Wir haben noch einen wunderbaren Frühsommer und Sommer zusammen verbracht, konnten gemeinsam grillen, draussen sitzen, ihren Geburtstag im August feiern, und sie machte mit ihrem Lebensgefährten noch einige Reisen (Ägypten, Südfrankreich, in die Berge).
In den letzten Wochen machte ihr nun das Luftbekommen zunehmends zu schaffen. Es wurde immer schlimmer, sie saß fast nur noch herum, war auch sehr depressiv und war eigentlich immer damit beschäftigt sich selbst beim Atmen zu beobachten. Zwischenzeitlich hatte sie starke Schmerzen im linken Arm, und der Schulter. Es kribbelte immer und sie hat starke Gefühlsstörungen. Der Ringfinger und der kleine Finger, werden immer gekrümmter und die Sehen allgemein scheinen sich zu verkürzen. Der Arm ist auch dicker als der andere.

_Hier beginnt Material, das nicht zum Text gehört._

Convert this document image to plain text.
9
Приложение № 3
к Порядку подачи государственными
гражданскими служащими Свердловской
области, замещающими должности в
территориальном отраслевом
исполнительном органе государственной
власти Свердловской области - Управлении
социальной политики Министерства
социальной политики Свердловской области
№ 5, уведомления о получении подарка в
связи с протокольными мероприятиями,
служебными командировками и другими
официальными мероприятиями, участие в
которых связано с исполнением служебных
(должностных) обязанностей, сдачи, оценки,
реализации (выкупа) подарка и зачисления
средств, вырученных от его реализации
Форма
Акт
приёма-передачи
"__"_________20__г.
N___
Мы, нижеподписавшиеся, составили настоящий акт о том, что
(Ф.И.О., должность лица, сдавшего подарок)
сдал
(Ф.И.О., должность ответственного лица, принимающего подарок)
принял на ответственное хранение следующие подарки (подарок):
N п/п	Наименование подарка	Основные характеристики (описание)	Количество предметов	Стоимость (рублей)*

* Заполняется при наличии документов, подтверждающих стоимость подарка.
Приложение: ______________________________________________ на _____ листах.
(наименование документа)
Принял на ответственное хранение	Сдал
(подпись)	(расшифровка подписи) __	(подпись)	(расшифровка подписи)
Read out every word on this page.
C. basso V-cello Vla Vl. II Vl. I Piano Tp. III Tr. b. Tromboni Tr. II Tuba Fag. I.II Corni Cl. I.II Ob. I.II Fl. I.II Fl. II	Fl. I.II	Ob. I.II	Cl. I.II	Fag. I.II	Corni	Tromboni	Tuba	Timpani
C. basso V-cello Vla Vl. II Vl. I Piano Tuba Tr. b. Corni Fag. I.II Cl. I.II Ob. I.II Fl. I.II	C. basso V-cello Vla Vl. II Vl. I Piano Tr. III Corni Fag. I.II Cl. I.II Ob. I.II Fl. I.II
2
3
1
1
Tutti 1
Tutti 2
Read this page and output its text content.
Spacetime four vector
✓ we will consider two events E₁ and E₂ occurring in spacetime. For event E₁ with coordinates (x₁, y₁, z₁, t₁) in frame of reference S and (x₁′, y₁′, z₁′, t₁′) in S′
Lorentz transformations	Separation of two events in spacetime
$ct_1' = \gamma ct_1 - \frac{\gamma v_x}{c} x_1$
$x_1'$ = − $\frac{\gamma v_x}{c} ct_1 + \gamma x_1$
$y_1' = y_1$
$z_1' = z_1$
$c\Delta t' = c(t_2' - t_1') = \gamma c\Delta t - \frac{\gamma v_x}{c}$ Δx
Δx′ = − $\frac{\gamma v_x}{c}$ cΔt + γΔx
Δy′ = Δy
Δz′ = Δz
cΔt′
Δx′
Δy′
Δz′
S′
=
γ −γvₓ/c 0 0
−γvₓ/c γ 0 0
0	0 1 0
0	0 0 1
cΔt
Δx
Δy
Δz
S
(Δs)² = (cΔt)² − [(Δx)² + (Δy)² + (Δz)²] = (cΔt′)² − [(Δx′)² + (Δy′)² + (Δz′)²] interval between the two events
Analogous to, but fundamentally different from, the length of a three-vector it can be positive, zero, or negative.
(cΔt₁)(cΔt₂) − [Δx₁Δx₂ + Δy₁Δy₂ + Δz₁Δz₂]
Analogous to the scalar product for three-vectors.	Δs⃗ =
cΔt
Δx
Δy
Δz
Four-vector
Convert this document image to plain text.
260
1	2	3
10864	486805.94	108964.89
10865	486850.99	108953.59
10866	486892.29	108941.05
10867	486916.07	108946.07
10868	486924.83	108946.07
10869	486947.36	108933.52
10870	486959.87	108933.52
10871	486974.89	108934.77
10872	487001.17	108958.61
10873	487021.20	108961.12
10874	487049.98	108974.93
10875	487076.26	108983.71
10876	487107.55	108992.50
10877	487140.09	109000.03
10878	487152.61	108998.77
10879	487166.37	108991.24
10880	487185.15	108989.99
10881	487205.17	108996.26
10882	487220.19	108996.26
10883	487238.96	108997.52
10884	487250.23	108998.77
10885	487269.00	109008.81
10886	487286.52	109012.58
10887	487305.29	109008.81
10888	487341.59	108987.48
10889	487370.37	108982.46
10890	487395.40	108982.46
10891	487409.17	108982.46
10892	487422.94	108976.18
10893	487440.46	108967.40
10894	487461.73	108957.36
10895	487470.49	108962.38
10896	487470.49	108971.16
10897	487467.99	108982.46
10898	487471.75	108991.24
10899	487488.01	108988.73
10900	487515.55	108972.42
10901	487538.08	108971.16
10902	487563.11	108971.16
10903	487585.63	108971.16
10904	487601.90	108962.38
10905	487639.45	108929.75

Vor etwa 14 Tagen war es wieder ganz schlimm, sie schläft seit langem mehr recht als schlecht und nur mit erhöhtem Kopfteil, fast im Sitzen. Da entschloss sie sich, wieder in die Palliativstation zu gehen um sich ein wenig aufpäppeln zu lassen und dann wieder zu kommen. Ihr Lebensgefährte verbringt die Zeit ununterbrochen an ihrer Seite und hat auch ein Bett dort bezogen. Sie will keine Minute mehr alleine sein, weil sie Angst hat, sie könnte ersticken.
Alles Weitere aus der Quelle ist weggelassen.